What this group is really trying to do is to enturbulate the population to such an extent that we will forsake our visions of freedom and submit to their "rule." This "rule" will primarily consist of them blaming us for everything bad that happens.
The concerned but unimaginative general public will be thinking in terms of expanding relief efforts. Though less and less funds are available for charity work, I am sure some attempts will be made, probably with moderate success.
Then there are the people who have a better grip on what is really going on. In broad terms, this group separates into those who have enough knowledge and resources to act, and those who are still trying to obtain that level of knowledge and resources.
This game is very much in our court right now. We need to create a vision that will solve the problem by eliciting huge popular support, and at the same time cut off the covertly hostile from pulling the public back under their wing by some new pretense.
It is the opinion of many, and I tend to agree, that whatever is done, the public will have to be "tricked" into supporting it by turning it into some sort of game that they can relate to.
Most people are not the least interested in being saints or martyrs. Neither do they see themselves as political activists or even community leaders. These are roles that a few will be attracted into as they learn more truth.

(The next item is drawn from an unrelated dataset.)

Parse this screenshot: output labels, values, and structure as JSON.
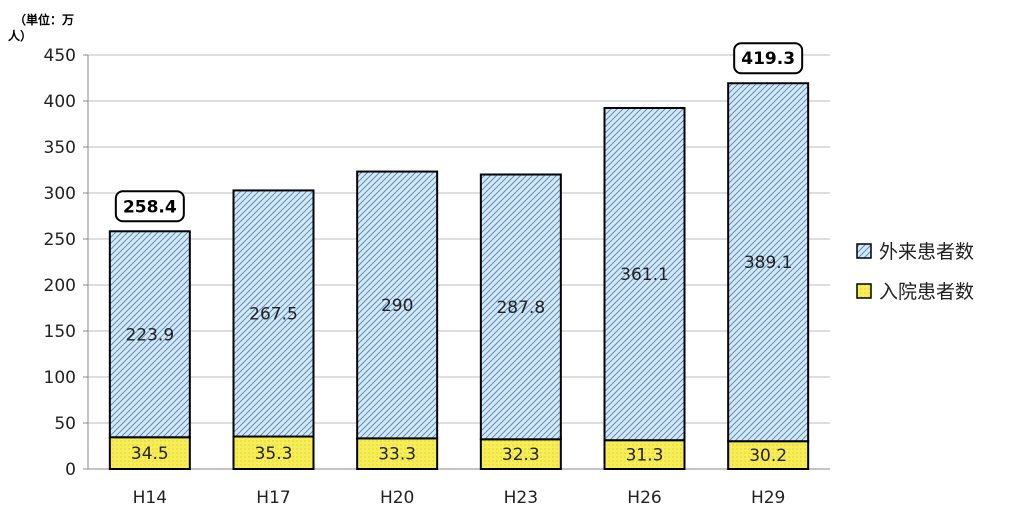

For most, their support will (for now) be in the form of them going to a website by following a link they receive on Facebook or Twitter or by email, and clicking a button. Those of us who are a bit more committed to handling the situation will have to be willing to do all the rest, whatever that is.

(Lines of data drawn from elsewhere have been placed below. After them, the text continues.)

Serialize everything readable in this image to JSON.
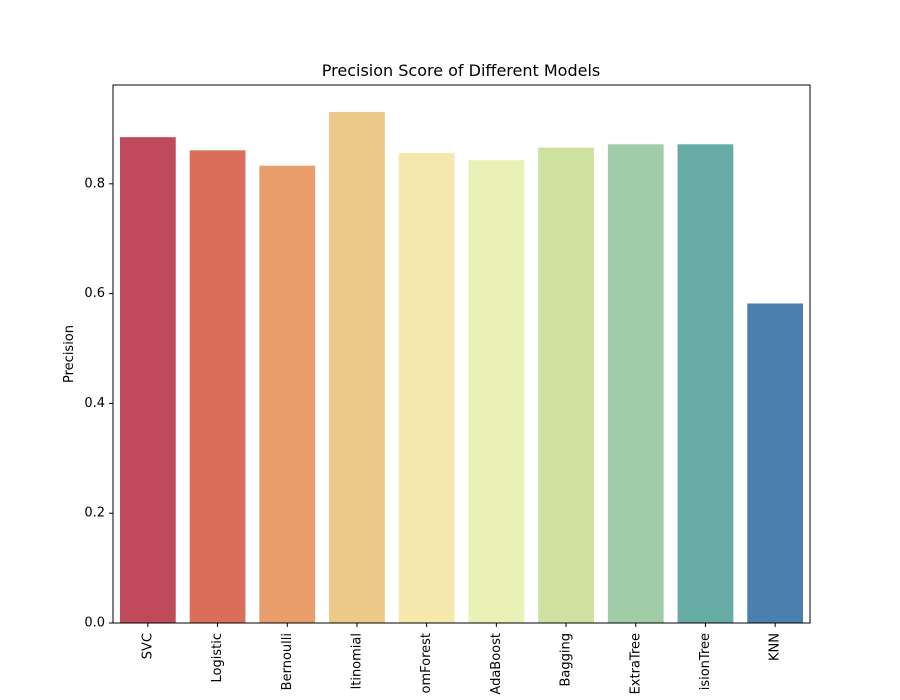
{
  "chart_data": {
    "type": "bar",
    "title": "Precision Score of Different Models",
    "xlabel": "",
    "ylabel": "Precision",
    "ylim": [
      0,
      0.98
    ],
    "yticks": [
      "0.0",
      "0.2",
      "0.4",
      "0.6",
      "0.8"
    ],
    "categories": [
      "SVC",
      "Logistic",
      "Bernoulli",
      "Multinomial",
      "RandomForest",
      "AdaBoost",
      "Bagging",
      "ExtraTree",
      "DecisionTree",
      "KNN"
    ],
    "category_labels_visible": [
      "SVC",
      "Logistic",
      "Bernoulli",
      "ltinomial",
      "omForest",
      "AdaBoost",
      "Bagging",
      "ExtraTree",
      "isionTree",
      "KNN"
    ],
    "values": [
      0.885,
      0.861,
      0.833,
      0.931,
      0.856,
      0.843,
      0.866,
      0.872,
      0.872,
      0.582
    ],
    "colors": [
      "#bf4a5c",
      "#db6e5b",
      "#e89d6b",
      "#edc98a",
      "#f5e8ad",
      "#eaf1b6",
      "#cfe1a1",
      "#a0cda8",
      "#67aba5",
      "#4a7fae"
    ],
    "grid": false,
    "legend": "none"
  }
}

The key revolves around somehow changing a pivotal perception: That "the poor" simply exist, and become victims of these events. The truth is that "the poor" have been created, on a continuous basis, for thousands of years, by stealing their wealth from them using, usually, force of arms.

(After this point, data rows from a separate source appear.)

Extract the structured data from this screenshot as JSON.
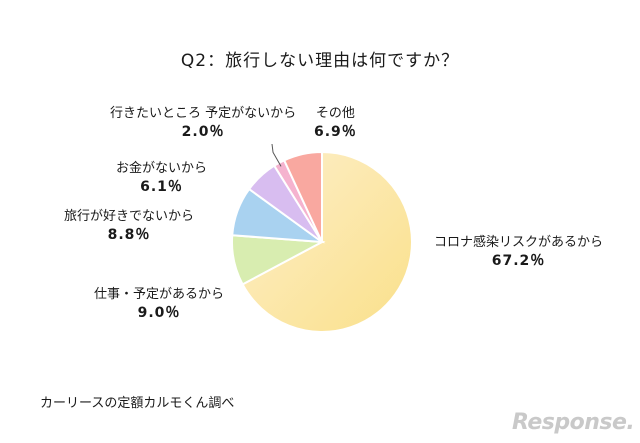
{
  "chart_data": {
    "type": "pie",
    "title": "Q2：旅行しない理由は何ですか？",
    "slices": [
      {
        "label": "コロナ感染リスクがあるから",
        "value": 67.2,
        "value_label": "67.2％",
        "color": "#FCE6B0"
      },
      {
        "label": "仕事・予定があるから",
        "value": 9.0,
        "value_label": "9.0％",
        "color": "#D8EDB0"
      },
      {
        "label": "旅行が好きでないから",
        "value": 8.8,
        "value_label": "8.8％",
        "color": "#A9D2F0"
      },
      {
        "label": "お金がないから",
        "value": 6.1,
        "value_label": "6.1％",
        "color": "#D8BDF0"
      },
      {
        "label": "行きたいところ 予定がないから",
        "value": 2.0,
        "value_label": "2.0％",
        "color": "#F5B3CF"
      },
      {
        "label": "その他",
        "value": 6.9,
        "value_label": "6.9％",
        "color": "#F9A8A0"
      }
    ],
    "legend": "none"
  },
  "source": "カーリースの定額カルモくん調べ",
  "logo_text": "Response."
}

If societies existed that seemed non-materialistic compared to Western standards, it was probably because they preferred it that way, and not because they were "primitive." That said, I do understand that, after having your wealth stolen from you repeatedly over generations, you might lose interest in creating a lot more of it. But I believe that is the weaker dynamic.
Thus, there is a moral mandate and an ethical necessity for the perpetrators of these crimes to "come clean." But, what do you know? Many of us will find ourselves complicit in this operation! Just because we have become aware of this, however, does not mean it is a good idea to try to hammer this revelation home to the general public.
But, perhaps we could find some way to encourage one and all to take a small step in the direction of taking more responsibility for their actions.
When I was a kid there was a show on TV called "Queen for a Day." Three or four "contestants" competed by trying to tell the biggest sob story. The one that got the most applause won the biggest prize.
What if we had something like "honest for a day" where you could get prizes for telling the truth?
You see the delicacy involved in trying to reverse this dwindling spiral? How do we cut through the crap and change people's minds about some of their most basic assumptions about how life works?
Unless we can find a way, I am quite sure that the covertly hostile of the world will continue to rape this planet, thus allowing them to always have someone or something else to blame for why they are the way they are.